Endothelin-1 (ET-1) (A), eNOS (B), and serine 1177 PeNOS protein expression (C) in endothelial cells obtained from brachial arteries in young and older men. Values are means ± SE. *P < 0.05 vs. young.

Fig. 4.

ET-1 (A), endothelial nitric oxide synthase (eNOS; B), and serine 1177 phosphorylated eNOS (PeNOS) protein expression (C) in endothelial cells obtained from antecubital veins in young and older men. Values are means ± SE. HUVEC, human umbilical vein endothelial cell. *P < 0.05 vs. young.

Fig. 5.

Endothelial-dependent dilation (acetylcholine 1 × 10−9 to 1 × 10−4 M) in untreated and BQ-123-treated carotid arteries from old mice (A) (dose-response curve of young mice is provided as a reference), and untreated and BQ-123-treated carotid arteries from young mice (B).
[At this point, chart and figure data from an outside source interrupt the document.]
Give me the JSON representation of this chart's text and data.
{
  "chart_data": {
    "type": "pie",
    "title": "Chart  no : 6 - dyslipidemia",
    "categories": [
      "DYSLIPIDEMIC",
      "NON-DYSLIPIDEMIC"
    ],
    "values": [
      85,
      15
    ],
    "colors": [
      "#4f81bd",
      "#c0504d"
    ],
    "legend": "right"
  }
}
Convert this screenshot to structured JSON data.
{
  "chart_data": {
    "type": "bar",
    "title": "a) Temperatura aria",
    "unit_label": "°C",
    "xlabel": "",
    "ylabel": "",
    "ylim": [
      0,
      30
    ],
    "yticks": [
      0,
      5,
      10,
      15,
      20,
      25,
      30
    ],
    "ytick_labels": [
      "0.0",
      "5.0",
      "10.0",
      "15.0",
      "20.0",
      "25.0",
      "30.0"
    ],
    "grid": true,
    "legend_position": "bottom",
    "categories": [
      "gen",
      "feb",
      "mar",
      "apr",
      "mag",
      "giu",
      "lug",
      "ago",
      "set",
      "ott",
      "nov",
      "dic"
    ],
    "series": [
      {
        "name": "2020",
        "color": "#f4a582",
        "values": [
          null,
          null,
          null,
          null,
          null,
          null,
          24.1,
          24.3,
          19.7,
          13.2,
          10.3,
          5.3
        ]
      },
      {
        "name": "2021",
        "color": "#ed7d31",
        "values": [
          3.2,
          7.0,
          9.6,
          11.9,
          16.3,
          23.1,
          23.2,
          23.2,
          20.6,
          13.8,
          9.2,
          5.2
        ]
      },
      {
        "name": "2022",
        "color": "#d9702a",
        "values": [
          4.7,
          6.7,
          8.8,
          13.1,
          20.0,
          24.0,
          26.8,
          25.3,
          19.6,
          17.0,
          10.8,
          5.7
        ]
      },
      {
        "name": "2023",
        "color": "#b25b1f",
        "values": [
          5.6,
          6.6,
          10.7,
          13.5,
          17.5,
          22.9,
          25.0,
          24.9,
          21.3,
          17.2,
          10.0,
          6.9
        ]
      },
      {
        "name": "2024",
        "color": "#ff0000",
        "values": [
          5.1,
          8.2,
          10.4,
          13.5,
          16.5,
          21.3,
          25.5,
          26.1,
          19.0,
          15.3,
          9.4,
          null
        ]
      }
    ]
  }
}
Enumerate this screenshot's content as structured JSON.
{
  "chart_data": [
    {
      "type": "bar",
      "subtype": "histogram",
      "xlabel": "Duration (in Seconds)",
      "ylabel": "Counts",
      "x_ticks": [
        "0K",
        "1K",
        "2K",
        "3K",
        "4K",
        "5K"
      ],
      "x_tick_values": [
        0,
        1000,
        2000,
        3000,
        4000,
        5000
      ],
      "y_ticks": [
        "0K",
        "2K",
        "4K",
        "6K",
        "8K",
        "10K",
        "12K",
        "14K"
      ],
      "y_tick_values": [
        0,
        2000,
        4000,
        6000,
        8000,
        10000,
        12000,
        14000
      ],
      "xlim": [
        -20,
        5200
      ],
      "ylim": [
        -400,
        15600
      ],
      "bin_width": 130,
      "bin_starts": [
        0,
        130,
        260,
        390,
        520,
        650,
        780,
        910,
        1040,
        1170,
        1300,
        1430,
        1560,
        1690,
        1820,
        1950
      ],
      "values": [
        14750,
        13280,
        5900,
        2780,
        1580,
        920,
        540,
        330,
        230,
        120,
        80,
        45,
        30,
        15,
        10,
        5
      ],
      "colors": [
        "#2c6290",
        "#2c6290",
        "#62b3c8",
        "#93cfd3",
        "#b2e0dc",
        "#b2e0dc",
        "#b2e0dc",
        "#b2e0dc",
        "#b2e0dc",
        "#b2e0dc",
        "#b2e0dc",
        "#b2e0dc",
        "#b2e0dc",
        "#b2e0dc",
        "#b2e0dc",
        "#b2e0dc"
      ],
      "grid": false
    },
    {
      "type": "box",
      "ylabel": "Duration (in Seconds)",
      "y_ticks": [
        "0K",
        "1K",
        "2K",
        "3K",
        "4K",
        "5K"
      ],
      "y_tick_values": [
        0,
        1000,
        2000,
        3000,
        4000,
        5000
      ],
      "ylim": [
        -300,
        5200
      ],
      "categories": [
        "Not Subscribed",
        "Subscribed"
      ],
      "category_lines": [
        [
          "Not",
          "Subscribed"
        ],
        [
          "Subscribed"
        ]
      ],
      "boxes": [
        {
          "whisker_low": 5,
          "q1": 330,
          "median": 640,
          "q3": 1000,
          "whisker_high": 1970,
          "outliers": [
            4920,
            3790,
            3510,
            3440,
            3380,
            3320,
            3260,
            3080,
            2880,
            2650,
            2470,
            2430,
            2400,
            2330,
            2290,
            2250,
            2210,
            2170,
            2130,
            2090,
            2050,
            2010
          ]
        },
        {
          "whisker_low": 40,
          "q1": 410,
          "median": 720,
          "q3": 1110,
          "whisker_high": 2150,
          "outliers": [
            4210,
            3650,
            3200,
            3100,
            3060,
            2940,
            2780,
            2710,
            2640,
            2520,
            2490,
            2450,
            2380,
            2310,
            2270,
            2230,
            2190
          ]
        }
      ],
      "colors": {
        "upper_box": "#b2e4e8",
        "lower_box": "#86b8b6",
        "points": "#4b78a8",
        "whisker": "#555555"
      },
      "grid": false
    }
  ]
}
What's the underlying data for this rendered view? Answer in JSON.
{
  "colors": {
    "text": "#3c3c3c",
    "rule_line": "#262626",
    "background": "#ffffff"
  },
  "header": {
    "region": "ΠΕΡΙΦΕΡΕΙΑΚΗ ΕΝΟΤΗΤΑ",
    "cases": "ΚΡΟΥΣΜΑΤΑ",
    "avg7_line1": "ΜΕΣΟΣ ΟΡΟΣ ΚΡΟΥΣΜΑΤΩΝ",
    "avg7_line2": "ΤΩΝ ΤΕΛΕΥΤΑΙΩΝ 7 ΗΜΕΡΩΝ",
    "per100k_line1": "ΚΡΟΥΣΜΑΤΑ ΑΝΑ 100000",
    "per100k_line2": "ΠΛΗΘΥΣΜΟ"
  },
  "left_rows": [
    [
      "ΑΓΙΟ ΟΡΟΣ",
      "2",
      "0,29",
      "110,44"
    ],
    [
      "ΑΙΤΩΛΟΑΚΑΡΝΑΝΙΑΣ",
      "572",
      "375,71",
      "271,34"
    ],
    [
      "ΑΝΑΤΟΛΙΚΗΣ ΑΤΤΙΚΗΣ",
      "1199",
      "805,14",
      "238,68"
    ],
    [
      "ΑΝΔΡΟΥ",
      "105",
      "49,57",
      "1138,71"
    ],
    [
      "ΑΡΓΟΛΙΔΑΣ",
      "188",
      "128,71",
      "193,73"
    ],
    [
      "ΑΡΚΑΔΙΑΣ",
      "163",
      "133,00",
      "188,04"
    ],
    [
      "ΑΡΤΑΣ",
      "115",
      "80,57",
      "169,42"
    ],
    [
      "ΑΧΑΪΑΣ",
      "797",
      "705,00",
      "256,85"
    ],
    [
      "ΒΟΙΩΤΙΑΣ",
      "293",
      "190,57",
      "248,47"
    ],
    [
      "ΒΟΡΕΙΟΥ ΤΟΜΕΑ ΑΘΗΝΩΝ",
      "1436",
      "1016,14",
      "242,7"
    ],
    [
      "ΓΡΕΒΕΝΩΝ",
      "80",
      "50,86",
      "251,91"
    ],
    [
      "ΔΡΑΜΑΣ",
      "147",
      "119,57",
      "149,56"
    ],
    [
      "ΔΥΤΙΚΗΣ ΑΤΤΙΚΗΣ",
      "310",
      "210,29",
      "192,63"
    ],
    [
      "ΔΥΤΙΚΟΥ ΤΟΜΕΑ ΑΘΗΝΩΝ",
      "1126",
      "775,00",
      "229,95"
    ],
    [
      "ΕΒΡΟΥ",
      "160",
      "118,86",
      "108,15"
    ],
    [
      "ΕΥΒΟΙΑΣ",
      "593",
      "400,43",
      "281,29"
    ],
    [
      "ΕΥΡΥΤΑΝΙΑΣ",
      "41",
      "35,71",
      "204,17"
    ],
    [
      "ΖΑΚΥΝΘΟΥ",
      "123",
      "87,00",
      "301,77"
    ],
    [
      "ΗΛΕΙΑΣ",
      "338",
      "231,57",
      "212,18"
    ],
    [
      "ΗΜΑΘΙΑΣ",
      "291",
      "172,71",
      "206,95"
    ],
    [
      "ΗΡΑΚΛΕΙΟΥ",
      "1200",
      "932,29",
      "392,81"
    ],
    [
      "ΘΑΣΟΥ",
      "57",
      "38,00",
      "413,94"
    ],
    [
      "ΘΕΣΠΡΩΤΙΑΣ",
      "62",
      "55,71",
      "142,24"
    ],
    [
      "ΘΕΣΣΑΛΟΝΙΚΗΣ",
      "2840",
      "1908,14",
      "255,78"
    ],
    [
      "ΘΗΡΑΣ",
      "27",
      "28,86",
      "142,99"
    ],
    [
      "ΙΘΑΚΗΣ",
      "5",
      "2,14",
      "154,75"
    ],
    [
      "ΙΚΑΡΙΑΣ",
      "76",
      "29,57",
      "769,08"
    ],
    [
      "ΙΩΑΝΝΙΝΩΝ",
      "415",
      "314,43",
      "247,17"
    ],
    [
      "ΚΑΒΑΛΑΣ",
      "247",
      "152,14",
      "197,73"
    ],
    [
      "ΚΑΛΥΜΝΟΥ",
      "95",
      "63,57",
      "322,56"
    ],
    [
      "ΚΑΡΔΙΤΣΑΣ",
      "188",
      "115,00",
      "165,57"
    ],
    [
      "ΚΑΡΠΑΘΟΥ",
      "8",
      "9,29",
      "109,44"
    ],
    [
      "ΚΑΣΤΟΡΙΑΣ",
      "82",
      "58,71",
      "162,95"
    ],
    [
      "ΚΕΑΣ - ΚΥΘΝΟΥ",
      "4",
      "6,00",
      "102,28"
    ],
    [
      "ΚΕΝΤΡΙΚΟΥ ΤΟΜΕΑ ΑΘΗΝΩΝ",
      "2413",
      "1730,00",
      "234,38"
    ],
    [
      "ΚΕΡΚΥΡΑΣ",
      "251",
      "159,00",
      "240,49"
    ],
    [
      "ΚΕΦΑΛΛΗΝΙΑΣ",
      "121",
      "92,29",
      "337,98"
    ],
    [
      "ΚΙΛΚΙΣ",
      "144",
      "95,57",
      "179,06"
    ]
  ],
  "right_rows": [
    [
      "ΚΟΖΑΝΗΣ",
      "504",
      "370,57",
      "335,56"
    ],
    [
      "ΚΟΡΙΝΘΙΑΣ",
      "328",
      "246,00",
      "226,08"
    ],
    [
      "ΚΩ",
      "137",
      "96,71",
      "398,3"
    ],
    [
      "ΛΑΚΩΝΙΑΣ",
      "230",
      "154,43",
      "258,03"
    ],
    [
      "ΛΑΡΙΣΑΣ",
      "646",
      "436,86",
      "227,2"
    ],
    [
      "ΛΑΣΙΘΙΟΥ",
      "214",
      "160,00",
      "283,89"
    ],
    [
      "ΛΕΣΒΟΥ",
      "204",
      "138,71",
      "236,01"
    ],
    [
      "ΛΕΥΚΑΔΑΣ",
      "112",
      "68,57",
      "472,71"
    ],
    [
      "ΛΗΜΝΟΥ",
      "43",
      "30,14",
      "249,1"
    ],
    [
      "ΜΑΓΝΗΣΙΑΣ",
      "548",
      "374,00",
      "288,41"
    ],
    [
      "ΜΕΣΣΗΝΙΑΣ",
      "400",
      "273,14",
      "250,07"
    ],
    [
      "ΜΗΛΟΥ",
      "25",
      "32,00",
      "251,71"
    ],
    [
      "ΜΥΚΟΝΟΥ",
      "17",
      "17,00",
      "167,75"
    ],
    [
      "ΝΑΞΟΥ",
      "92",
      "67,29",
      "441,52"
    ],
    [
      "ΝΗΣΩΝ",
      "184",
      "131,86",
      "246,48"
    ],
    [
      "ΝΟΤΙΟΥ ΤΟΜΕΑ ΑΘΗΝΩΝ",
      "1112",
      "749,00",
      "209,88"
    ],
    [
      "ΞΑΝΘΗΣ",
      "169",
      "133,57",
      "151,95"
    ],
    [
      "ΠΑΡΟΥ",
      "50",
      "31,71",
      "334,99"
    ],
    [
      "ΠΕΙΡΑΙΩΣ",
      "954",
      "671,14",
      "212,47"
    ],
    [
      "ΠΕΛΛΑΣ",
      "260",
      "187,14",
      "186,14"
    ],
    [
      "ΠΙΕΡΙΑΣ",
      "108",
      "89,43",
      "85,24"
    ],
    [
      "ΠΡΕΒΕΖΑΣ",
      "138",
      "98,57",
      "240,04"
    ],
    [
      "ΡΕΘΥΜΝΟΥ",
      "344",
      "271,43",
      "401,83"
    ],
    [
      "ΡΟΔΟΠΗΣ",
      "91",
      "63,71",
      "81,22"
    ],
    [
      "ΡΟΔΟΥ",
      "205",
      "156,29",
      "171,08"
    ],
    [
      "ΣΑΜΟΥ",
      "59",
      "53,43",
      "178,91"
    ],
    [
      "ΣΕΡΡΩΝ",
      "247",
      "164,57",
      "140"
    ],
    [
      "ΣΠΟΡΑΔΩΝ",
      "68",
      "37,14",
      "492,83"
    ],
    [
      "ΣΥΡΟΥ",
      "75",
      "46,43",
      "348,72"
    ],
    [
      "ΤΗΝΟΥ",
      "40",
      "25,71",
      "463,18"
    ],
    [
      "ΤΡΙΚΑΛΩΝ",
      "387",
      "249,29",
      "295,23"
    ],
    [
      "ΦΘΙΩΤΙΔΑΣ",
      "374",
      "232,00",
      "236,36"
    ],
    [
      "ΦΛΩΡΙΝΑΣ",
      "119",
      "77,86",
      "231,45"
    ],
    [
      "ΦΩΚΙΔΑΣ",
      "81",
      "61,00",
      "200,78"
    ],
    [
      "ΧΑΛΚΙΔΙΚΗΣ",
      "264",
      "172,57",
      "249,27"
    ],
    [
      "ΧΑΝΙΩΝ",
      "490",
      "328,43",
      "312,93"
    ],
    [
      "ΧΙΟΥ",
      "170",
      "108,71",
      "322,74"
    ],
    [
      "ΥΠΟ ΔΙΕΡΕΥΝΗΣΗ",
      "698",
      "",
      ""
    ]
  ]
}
C: endothelial-independent dilation (sodium nitroprusside, 1 × 10−10 to 1 × 10−4 M) of carotid arteries isolated from young and old mice. D: maximal dilation to acetylcholine in untreated and BQ-123-treated carotid arteries from young and old mice. E: sensitivity (IC50) to acetylcholine-mediated dilation in untreated and BQ-123-treated carotid arteries from young and old mice. Values are means ± SE. *P < 0.05 vs. young untreated mice. ‡P < 0.05 vs. untreated old mice. †P < 0.05 vs. young untreated mice.